Gérard le Goff est simultanément graphiste, poète, prosateur, parfois historien et biographe. Il connaît à fond leur œuvre, leur vie, leur correspondance, les documents qui les concernent, les journaux qui en parlent, les bavardages, les expositions anniversaires, les supercheries littéraires, autant de sources d’inspiration pour lui. Ses textes prennent la forme d’un poème, d’un récit, d’une lettre imaginaire, d’une entrevue. À titre d’exemple, la lettre d’Antonin Artaud adressée à son psychiatre pour lui reprocher d’être traité de délirant et de malade mental, quand il ne fait que confesser ses états mystiques dans ses manuscrits. L’entrevue imaginaire d’un journaliste avec Louis Aragon devient le prétexte à livrer aux lecteurs sa biographie et de rappeler son soutien à Staline ainsi que certaines de ses dérives existentielles.

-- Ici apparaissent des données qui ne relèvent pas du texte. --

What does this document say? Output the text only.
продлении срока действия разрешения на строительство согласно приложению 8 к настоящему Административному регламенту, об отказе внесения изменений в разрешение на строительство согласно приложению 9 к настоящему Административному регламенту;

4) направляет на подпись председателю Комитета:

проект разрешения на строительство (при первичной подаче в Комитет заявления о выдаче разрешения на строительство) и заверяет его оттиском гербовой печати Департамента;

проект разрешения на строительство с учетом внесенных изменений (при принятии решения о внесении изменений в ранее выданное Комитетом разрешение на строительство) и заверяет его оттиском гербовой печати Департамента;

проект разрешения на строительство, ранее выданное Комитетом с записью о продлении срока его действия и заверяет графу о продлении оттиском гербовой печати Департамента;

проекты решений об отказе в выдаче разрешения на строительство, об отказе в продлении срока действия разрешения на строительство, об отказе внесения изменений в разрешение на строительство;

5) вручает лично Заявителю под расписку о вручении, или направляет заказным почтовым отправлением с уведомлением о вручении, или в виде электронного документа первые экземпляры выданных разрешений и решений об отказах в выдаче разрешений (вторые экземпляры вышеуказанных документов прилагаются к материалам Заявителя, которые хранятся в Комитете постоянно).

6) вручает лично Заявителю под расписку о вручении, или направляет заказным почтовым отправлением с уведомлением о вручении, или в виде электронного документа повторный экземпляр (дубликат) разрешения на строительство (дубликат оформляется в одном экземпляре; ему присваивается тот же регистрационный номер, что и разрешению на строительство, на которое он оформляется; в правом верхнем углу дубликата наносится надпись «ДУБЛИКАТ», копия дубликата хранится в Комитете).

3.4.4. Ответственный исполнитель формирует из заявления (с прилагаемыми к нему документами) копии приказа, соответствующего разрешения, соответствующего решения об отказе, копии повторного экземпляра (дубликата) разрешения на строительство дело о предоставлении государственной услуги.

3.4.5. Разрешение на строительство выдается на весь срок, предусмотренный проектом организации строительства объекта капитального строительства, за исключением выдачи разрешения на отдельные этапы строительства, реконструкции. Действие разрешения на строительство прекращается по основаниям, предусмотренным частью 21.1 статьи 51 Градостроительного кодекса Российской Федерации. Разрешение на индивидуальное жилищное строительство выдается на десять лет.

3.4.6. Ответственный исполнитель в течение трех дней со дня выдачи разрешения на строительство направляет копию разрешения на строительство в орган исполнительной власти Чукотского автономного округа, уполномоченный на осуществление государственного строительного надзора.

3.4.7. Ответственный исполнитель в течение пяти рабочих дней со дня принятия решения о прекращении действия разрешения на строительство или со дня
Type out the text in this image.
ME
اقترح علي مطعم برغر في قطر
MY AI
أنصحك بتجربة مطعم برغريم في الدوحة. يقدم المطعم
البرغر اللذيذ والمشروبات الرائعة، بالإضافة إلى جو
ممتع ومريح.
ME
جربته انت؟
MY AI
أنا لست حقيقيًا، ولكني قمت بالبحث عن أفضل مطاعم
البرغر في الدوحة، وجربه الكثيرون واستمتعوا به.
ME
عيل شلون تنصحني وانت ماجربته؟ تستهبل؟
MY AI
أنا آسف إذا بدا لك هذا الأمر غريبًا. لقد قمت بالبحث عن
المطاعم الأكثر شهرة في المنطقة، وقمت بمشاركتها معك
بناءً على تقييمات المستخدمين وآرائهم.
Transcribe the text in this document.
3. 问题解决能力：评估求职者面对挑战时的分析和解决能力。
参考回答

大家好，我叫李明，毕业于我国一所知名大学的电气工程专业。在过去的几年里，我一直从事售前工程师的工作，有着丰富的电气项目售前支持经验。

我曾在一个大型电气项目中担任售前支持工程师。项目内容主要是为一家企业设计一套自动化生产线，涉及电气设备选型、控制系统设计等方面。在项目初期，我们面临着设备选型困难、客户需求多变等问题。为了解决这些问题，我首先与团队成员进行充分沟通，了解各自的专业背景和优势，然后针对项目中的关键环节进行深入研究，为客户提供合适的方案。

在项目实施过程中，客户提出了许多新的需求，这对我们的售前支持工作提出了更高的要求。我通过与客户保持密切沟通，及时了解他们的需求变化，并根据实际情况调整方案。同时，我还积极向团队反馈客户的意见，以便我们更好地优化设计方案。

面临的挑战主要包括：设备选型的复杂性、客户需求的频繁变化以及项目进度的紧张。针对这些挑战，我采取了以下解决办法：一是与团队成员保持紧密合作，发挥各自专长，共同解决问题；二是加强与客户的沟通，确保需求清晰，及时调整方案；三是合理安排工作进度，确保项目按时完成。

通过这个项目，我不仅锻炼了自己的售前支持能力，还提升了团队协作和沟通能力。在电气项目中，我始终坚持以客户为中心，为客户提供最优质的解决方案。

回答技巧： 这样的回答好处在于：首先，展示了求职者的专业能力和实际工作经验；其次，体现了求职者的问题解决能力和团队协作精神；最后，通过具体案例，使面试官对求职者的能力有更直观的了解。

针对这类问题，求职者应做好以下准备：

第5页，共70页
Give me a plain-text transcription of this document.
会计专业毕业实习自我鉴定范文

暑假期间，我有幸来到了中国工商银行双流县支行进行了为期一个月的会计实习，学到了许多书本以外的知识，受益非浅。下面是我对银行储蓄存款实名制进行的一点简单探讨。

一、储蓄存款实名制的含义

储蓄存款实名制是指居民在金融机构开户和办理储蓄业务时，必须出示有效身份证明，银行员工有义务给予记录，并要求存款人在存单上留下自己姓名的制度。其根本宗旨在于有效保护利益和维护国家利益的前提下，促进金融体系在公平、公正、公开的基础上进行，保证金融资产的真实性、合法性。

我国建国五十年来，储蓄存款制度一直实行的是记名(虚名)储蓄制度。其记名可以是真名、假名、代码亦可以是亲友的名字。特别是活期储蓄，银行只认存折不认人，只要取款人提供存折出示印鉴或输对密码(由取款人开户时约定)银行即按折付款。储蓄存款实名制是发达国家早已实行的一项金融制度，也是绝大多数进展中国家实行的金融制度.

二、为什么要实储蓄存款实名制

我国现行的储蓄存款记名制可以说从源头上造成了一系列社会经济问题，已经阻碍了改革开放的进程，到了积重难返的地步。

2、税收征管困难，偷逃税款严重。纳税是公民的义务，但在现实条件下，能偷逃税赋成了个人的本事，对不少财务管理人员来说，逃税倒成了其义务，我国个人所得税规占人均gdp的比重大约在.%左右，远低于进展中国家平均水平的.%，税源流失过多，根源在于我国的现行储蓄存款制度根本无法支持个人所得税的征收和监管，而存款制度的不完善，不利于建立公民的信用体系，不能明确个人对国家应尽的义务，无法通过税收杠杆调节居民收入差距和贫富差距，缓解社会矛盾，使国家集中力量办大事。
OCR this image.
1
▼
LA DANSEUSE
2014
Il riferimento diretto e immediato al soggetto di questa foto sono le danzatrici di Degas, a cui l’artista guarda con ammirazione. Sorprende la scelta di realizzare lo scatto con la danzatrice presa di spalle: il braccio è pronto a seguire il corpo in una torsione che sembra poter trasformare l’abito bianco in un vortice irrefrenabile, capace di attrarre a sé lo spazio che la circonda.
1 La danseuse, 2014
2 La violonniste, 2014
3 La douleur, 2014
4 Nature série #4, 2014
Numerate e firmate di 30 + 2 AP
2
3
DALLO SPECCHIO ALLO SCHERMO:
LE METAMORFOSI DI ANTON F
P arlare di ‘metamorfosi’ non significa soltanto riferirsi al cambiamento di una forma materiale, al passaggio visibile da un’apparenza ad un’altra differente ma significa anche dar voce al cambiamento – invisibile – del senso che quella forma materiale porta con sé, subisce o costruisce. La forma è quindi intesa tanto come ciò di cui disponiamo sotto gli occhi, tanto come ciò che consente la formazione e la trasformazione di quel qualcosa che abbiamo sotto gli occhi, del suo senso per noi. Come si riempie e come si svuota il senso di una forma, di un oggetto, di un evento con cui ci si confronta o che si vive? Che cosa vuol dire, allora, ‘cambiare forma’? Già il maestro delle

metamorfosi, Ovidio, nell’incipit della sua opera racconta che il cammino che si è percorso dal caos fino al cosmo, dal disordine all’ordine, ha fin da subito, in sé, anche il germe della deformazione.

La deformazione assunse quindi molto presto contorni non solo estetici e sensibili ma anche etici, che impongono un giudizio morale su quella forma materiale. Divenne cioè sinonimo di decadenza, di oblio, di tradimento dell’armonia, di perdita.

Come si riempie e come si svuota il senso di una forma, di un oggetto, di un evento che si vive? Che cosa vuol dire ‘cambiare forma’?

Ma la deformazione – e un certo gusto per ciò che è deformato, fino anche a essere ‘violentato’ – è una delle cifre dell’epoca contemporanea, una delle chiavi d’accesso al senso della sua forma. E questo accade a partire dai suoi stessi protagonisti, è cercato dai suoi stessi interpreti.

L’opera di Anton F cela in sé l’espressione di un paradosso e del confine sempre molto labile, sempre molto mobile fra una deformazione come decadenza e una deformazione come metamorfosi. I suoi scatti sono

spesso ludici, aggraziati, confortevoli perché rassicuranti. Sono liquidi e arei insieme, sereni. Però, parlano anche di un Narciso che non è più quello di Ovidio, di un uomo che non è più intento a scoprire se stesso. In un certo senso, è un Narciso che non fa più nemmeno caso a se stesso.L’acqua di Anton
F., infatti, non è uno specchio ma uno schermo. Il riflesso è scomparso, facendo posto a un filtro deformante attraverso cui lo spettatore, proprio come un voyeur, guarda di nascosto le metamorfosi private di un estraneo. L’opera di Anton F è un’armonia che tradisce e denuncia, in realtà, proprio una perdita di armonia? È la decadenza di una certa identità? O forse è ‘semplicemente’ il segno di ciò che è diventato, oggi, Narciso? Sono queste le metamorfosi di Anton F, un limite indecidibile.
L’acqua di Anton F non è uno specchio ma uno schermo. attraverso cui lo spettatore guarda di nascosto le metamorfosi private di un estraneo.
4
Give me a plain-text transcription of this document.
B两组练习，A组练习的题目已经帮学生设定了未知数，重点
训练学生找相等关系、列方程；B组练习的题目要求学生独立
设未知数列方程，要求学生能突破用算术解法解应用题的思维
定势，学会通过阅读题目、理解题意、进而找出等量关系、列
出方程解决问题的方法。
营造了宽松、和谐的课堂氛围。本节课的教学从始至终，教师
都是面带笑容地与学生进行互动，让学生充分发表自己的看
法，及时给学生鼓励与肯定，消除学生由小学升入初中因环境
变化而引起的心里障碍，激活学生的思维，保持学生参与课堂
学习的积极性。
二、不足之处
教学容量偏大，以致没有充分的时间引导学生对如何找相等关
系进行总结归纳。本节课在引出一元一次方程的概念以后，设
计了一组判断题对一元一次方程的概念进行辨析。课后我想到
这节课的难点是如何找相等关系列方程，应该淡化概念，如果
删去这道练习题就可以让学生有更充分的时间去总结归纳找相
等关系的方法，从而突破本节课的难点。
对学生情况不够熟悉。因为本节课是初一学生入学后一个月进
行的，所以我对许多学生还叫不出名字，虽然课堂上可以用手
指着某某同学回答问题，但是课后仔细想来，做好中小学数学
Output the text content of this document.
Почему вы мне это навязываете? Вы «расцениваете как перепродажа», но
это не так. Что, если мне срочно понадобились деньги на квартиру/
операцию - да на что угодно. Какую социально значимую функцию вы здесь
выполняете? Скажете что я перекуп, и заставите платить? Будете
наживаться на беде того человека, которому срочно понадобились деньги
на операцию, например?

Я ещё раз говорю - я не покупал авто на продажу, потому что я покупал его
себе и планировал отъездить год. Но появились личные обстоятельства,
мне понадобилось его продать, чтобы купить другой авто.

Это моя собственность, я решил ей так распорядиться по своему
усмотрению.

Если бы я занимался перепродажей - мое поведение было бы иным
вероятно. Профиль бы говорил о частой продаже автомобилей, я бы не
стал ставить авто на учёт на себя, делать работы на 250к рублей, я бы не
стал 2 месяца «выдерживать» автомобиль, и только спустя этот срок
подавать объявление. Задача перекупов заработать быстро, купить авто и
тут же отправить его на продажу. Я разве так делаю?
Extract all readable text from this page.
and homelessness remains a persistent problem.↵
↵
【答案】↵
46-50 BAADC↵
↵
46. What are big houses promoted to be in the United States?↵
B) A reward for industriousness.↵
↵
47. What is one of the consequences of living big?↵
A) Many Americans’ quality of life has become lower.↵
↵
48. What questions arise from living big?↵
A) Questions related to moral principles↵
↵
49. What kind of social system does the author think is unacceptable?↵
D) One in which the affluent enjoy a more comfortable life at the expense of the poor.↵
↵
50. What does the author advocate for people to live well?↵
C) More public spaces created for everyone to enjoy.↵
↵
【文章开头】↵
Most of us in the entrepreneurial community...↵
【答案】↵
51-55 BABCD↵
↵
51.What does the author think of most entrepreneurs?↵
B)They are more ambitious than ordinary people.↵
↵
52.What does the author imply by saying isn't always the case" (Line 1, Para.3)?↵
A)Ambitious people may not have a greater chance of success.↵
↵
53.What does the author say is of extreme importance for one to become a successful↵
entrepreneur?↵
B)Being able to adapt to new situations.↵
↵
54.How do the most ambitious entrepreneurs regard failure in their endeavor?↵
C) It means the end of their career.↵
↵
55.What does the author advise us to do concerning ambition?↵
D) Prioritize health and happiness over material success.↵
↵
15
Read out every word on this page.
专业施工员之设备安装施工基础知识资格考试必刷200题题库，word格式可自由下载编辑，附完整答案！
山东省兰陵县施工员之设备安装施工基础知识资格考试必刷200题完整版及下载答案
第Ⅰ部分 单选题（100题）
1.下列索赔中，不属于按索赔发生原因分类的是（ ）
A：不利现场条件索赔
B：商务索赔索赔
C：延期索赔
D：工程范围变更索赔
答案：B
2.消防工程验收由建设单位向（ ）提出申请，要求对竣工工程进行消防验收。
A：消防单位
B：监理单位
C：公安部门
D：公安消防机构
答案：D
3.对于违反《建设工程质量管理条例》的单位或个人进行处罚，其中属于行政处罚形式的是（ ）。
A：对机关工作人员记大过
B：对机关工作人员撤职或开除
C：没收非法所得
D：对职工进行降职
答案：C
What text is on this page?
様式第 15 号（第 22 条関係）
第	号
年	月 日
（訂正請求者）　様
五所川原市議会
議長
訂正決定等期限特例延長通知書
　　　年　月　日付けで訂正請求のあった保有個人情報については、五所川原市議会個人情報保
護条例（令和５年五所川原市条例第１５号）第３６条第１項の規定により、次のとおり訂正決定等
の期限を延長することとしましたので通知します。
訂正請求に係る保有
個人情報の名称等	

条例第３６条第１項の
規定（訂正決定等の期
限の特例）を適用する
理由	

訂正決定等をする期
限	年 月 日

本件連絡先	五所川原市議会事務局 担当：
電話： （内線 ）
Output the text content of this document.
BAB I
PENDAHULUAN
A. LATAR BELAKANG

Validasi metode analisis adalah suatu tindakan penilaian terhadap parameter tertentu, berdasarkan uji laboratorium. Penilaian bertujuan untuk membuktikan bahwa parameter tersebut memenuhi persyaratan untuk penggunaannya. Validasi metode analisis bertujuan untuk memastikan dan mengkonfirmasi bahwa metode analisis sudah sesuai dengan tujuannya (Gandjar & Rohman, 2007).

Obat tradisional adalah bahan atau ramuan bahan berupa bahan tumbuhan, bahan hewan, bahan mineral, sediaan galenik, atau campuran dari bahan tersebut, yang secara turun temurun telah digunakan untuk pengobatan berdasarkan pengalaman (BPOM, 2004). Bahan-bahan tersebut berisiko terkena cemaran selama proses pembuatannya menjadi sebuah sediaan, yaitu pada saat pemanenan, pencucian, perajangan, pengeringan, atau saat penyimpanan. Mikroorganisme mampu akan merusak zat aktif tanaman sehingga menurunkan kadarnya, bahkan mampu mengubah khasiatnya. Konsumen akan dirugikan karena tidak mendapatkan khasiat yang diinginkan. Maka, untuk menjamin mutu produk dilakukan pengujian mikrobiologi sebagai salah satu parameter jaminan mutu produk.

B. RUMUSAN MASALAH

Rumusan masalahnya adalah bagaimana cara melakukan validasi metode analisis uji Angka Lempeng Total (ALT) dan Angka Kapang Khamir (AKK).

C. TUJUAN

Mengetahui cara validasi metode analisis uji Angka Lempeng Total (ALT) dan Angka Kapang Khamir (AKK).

On saisit bien le côté ironique, persiflant de l’auteur, son humour discret, mais aussi son penchant pour le mystère, le fantastique, le mélange de réel et d’onirisme, le portrait et la description des lieux. La réalité quotidienne horrifiante se prolonge dans le cauchemar pour évoquer « le mal qui s’insurge contre le bien » dans la variation sur le thème de Lautréamont (Vers d’amour et de haine). Il s’amuse à écrire le poème Posada à la manière de Blaise Cendrars, en pratiquant un collage d’extraits de la prose de Gustave le Rouge.
Il faut ajouter aussi la passion pour le dessin de Gérard le Goff. Les 58 portraits réalisés au crayon et à l’encre, au regard si vif qu’ils semblent nous regarder depuis le passé durant notre lecture.